What happened that the Phillies continue this slump? 

They have gone 6-17 and lost their lead on the NL East. Early in the season, yes. But every game counts. You can’t rely on the Mets to fall apart. And the Braves, well, it doesn’t look like they have any plans of leaving either.

And as for the Marlins and Nationals, division title material or not, these are two very tough teams that won’t roll over and die.

So whats wrong this season?

This season, it seems like no player can get the big hit with runners on base.  Chase Utley’s batting average has plummeted. Jayson Werth constantly underwhelms late in the game. Ryan Howard seems to have forgotten that he is a power hitter, hitting only three home runs over the past 28 days. 

The pitching has been hit or miss.  They are either brilliant, or miss their location and make multiple mistakes. The bullpen has been struggling as well. Every Phillies fan closes their eyes and prays whenever Danys Baez or David Hernon come running out of the pen.

As for the injuries, I could write another article detailing them.

JA Happ. Brad Lidge. Ryan Madson.

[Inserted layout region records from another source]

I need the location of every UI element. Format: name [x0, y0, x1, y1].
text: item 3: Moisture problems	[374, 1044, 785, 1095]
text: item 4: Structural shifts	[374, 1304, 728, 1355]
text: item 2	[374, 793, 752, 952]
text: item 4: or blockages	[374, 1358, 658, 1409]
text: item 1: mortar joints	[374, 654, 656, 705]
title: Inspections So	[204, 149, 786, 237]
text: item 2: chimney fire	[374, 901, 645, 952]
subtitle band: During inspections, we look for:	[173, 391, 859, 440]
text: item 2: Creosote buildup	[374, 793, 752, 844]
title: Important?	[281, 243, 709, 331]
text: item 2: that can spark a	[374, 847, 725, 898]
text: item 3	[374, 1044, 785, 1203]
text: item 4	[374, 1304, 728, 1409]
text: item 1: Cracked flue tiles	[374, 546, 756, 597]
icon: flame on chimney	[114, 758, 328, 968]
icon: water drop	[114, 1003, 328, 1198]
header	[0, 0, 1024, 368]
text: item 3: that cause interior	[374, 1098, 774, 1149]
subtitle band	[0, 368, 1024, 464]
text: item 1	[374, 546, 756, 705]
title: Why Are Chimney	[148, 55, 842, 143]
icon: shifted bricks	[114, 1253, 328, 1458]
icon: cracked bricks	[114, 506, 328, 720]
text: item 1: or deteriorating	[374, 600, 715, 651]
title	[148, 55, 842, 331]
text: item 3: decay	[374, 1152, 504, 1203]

Carlos Ruiz (who has since come back, but has experienced a slump like no other, failing to get a hit in over 20 straight at bats).  Placido Polanco was hurt during the beginning of the slump as well.

The biggest injury, however, has been leadoff hitter and clubhouse leader Jimmy Rollins.  Now, I have always argued with my friends that Jimmy Rollins is not leadoff material.  He swings at the first pitch too often and has a knack for popping out. But this article isn’t meant to blast Jimmy Rollins and pick at his flaws. 

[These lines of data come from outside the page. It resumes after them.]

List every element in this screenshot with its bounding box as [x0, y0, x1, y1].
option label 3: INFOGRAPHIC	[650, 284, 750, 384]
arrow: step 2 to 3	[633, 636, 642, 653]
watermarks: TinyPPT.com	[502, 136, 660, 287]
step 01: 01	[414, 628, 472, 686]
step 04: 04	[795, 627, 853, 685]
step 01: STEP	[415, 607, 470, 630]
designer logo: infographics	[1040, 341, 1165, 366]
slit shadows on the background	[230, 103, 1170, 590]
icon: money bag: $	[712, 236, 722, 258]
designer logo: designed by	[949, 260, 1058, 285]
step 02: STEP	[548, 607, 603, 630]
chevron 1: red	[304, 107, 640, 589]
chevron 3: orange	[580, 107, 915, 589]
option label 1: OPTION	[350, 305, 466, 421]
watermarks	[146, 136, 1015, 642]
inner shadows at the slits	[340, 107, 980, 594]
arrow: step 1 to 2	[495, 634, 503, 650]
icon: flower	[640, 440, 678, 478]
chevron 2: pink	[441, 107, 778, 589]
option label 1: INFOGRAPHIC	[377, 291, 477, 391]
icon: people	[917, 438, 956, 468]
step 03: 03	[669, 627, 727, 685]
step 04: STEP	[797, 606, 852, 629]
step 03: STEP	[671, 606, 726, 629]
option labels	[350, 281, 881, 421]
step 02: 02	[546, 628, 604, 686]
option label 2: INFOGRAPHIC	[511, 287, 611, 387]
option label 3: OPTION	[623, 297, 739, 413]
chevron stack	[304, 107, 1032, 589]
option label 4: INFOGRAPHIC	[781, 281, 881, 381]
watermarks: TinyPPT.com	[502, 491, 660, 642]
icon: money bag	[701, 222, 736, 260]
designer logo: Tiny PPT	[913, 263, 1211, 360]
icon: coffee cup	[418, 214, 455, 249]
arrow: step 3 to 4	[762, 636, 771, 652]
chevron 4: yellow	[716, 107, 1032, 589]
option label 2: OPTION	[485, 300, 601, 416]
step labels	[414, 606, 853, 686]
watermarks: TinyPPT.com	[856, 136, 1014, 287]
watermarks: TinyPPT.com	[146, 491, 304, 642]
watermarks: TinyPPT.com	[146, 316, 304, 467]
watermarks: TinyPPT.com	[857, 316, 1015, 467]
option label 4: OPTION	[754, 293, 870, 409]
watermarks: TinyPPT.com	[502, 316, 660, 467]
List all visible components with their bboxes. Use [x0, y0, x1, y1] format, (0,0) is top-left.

No, this slump has shown just how much Philadelphi’s beloved J-Roll means to this team.  He was the guy who set the plate. When you needed something to happen, he was somehow involved in it. 

The leadership abilities this guy brought is sorely missed, with manager Charlie Manuel himself saying that the clubhouse chemistry just isn’t there.

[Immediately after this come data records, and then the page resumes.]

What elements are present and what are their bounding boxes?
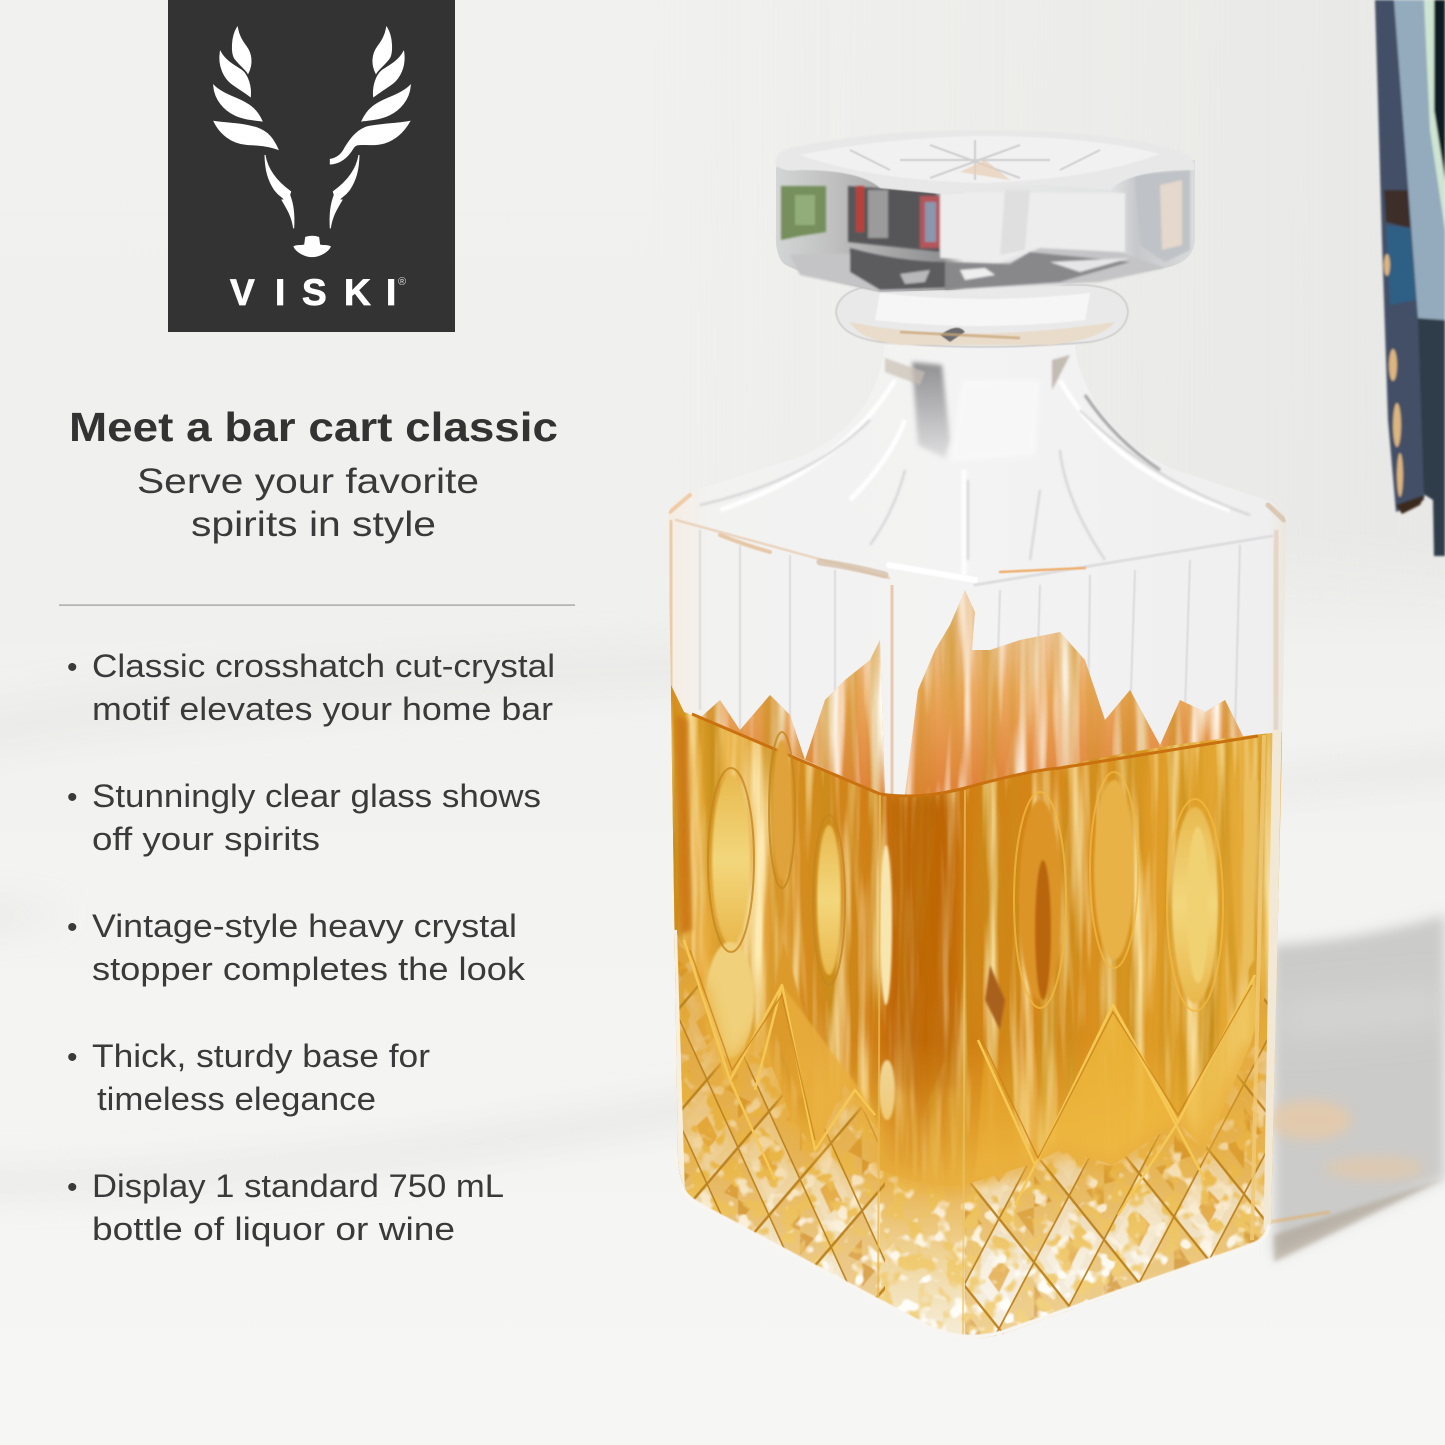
subheading xyxy=(137,462,479,544)
stopper xyxy=(776,130,1195,292)
liquid surface line xyxy=(692,714,1258,796)
liquid: left face xyxy=(671,685,880,1194)
decanter xyxy=(660,130,1300,1350)
icon: stag antler logo xyxy=(214,27,410,257)
base: chamfer xyxy=(880,1177,965,1334)
right outer glass wall xyxy=(1252,735,1264,1240)
headline: Meet a bar cart classic xyxy=(69,404,558,450)
bullet: crystal stopper: Vintage-style heavy crystal xyxy=(92,908,517,944)
left outer glass wall xyxy=(674,930,682,1195)
decanter glass body xyxy=(660,340,1300,1350)
centre and right-face cut ovals xyxy=(879,780,1258,1120)
base: lattice cut lines xyxy=(679,985,885,1298)
shoulder cuts xyxy=(720,380,1230,575)
bullet: crosshatch motif: • xyxy=(67,651,78,684)
pointed zig-zag cuts xyxy=(684,940,1255,1215)
bullet: sturdy base: Thick, sturdy base for xyxy=(92,1038,430,1074)
back-wall flame reflections above the liquid xyxy=(690,585,1260,800)
stopper star-cut top xyxy=(776,130,1194,195)
shoulder lip xyxy=(670,495,1284,585)
logo wordmark: VISKI xyxy=(230,272,396,313)
collar ring below the stopper xyxy=(836,285,1128,347)
bullet: crystal stopper: • xyxy=(67,911,78,944)
bullet: crosshatch motif xyxy=(67,648,555,727)
soft transition at the liquid line xyxy=(700,985,1250,1186)
liquid: centre chamfer xyxy=(880,790,965,1186)
bullet: capacity xyxy=(67,1168,504,1247)
bullet: crystal stopper: stopper completes the look xyxy=(92,951,526,987)
logo panel xyxy=(168,0,455,332)
bullet: crosshatch motif: motif elevates your home bar xyxy=(92,691,553,727)
liquid fade towards the clear base xyxy=(677,1056,1274,1210)
bullet: clear glass: • xyxy=(67,781,78,814)
bullet: clear glass xyxy=(67,778,541,857)
bullet: clear glass: off your spirits xyxy=(92,821,320,857)
photo background: wall and marble table xyxy=(244,8,1433,550)
bullet: sturdy base xyxy=(67,1038,430,1117)
bullet: crystal stopper xyxy=(67,908,526,987)
golden facets in the liquid xyxy=(719,977,1256,1167)
feature list xyxy=(67,648,555,1247)
neck shadow xyxy=(912,362,950,458)
base: right face lattice xyxy=(965,970,1275,1350)
registered mark: ® xyxy=(398,276,406,288)
bullet: capacity: • xyxy=(67,1171,78,1204)
vertical fluting upper xyxy=(699,530,1241,730)
base rim xyxy=(682,1188,1269,1337)
liquid: right face xyxy=(965,732,1282,1300)
bullet: clear glass: Stunningly clear glass shows xyxy=(92,778,541,814)
liquid vertical refraction streaks xyxy=(671,688,1282,1177)
subheading: spirits in style xyxy=(191,505,436,544)
stopper reflections xyxy=(781,170,1190,292)
subheading: Serve your favorite xyxy=(137,462,479,501)
book spine at top right xyxy=(1375,0,1445,556)
base: mottled facets xyxy=(679,964,1267,1338)
base: amber tint from above xyxy=(677,935,1268,1264)
bullet: capacity: bottle of liquor or wine xyxy=(92,1211,455,1247)
bullet: sturdy base: • xyxy=(67,1041,78,1074)
bullet: crosshatch motif: Classic crosshatch cut-crystal xyxy=(92,648,555,684)
base: left face lattice xyxy=(677,934,880,1298)
bullet: sturdy base: timeless elegance xyxy=(97,1081,376,1117)
divider xyxy=(59,604,575,606)
bullet: capacity: Display 1 standard 750 mL xyxy=(92,1168,504,1204)
cast shadow and amber caustics on the table xyxy=(1268,915,1445,1262)
left-face cut ovals xyxy=(676,715,841,1100)
facet edges xyxy=(878,795,880,1340)
clear crystal base xyxy=(670,920,1280,1350)
stopper side band xyxy=(776,160,1195,292)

Not to mention that his replacements are almost guaranteed outs.

Juan Castro is a fine player if the team only plans on using him for a spot start to give the every day player a rest, but this guy couldn’t hit a baseball if you lobbed it to him.  Wilson Valdez is always good for a groundout, which always seems to come with a runner on first.

Their fielding isn’t stellar either. If anything, this slump has shown that Jimmy Rollins definetly earned and deserved his gold gloves.

These guys don’t have the range Jimmy has. They don’t have the arm. They seem to be unaware of whats happening on the field. 

I remember one instance in particular, in the aforementioned 8-3 loss to Boston, when a ground ball was hit with a runner on second. The runner was going on the pitch.  The ball was smacked up the middle, with Castro making a lot of effort to hustle the ball down. He looks first, figures he has no shot of an out, and turns and fires to third without looking. The runner was half way to home. 

He could have possibly nailed him at home, but he didn’t have the awareness to recognize that the runner had already passed third base.

This doesn’t even include the errors made and infield singles where you say to yourself, “Jimmy would have made that play.”

What can you do? The guy is hurt, and his replacements are career minor leaguers.

Ultimately, you can’t blame this slump just on injuries if the healthy players aren’t producing.

By the way, in this writers opinion at least, Greg Dobbs and Ross Gload shouldn’t be on major league rosters either.

The team isn’t hitting; The starters are iffy; the injuries are stacked a mile high.

All of these things come into play.

As a fan, you just have to hope they can turn this thing around before it’s too late, while the division is still open.  They are three and a half games behind in the division, so it wouldn’t be the hardest thing in the world to get back on top.  One just hopes that slump doesn’t continue for very long.

It’s a long season, and this is a championship caliber team.

It’s not a matter of will they break out of it, it’s a matter of when, because this division isn’t going away.  The Braves and the Mets and the Marlins are too good to fall out of it and let the Phillies blow by.

A fan just hopes that the Phils don’t fall too far behind.